Got a date? a resident asks her in the elevator, a lady whose name slips her mind. People come and go, and the whole process lately seems speeded up, the changeovers happening too often. But it doesn’t matter which lady it is, because all residents, whoever they are, use the same script if someone looks about to leave the premises. Sometimes the saucy Running away? or Going out to caus
e trouble? But most often a wink, a smirk, a knowing tone: Got a date?
And the correct answer, the only answer you are allowed to give, is yes.
CENTENNIAL
Boston, 2013
Kathryn stands still, not changing face. She watches the adults fix their gaze on the ground beneath them, picking their way among the stones and roots.
She watches her mother in the dandie, or rather, glimpses her as the dandie pivots and dips between the Indian bearers on the trail. She can see the backs of the other missionaries, bobbing in the dimness, going down, seeming to sink into something—she knows it is the trail descending to the lower part of the mountain where the cars are parked that will take them to the train, but it looks simply like the mothers and fathers are sinking into the earth. Kathryn fixes her eyes on the bearers’ white shirts, the pair of parentheses around the darkness that is becoming her mother. If her mother turns back to look, there is time for one more wave, one more flare of her face. But then the white shirts of the dandie bearers round the bend and she is gone.

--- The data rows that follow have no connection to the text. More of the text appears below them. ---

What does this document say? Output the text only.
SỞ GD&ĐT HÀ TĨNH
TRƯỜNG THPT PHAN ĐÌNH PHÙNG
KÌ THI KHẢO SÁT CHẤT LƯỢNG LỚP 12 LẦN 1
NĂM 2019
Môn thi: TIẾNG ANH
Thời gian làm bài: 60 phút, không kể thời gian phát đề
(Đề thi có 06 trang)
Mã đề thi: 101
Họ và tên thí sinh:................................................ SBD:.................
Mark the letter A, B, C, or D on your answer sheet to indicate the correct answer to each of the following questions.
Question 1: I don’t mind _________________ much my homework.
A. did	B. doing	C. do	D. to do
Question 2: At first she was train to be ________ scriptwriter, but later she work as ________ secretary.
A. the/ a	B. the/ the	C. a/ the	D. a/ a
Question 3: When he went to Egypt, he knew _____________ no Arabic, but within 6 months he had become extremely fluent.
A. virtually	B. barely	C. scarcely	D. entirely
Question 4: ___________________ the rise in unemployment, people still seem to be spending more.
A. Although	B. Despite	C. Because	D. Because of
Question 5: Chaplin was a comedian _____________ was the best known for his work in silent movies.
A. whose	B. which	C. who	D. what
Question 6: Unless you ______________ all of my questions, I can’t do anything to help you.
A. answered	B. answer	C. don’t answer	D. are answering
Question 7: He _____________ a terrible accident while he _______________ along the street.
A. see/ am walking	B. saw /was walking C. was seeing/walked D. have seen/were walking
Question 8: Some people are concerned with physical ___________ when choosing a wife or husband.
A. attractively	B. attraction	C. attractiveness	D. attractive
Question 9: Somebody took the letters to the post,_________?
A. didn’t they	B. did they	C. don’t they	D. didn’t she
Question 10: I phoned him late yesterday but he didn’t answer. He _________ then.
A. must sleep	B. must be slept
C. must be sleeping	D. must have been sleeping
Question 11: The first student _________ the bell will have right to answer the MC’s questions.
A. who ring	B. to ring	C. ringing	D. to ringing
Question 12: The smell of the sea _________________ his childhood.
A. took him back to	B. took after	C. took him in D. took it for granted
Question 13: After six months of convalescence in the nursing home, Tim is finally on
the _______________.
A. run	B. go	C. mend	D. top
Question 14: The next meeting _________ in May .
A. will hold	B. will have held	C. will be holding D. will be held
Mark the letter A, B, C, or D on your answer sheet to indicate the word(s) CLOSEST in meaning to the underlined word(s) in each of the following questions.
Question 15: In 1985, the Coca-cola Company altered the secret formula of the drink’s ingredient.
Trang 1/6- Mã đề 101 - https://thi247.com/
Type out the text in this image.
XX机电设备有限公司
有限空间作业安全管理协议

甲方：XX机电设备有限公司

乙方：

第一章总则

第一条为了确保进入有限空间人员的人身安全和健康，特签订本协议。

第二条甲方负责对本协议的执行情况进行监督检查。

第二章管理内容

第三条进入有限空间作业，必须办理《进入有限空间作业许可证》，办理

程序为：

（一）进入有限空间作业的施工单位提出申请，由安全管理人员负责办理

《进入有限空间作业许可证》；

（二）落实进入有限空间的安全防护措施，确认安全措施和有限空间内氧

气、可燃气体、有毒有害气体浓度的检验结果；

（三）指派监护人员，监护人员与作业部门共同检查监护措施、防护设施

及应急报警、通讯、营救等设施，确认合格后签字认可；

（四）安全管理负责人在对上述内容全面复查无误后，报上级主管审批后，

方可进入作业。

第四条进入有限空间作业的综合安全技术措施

She could catch her. She could break away from the line of children and run quicker than the teachers, be gone before they know it. She could weave through the other mothers and fathers until she is even with the dandie. She would slow to a walk and slip her hand up to her mother’s, and they would remain clasped like that down to the car, and she would climb in and lean against her mother’s warm side during the winding curves and have to be woken up when it was time to walk to the station. Every year before has been like that; Kathryn turning back and waving and waving to her brother Paul as he stood in the Woodstock line just as she is standing now.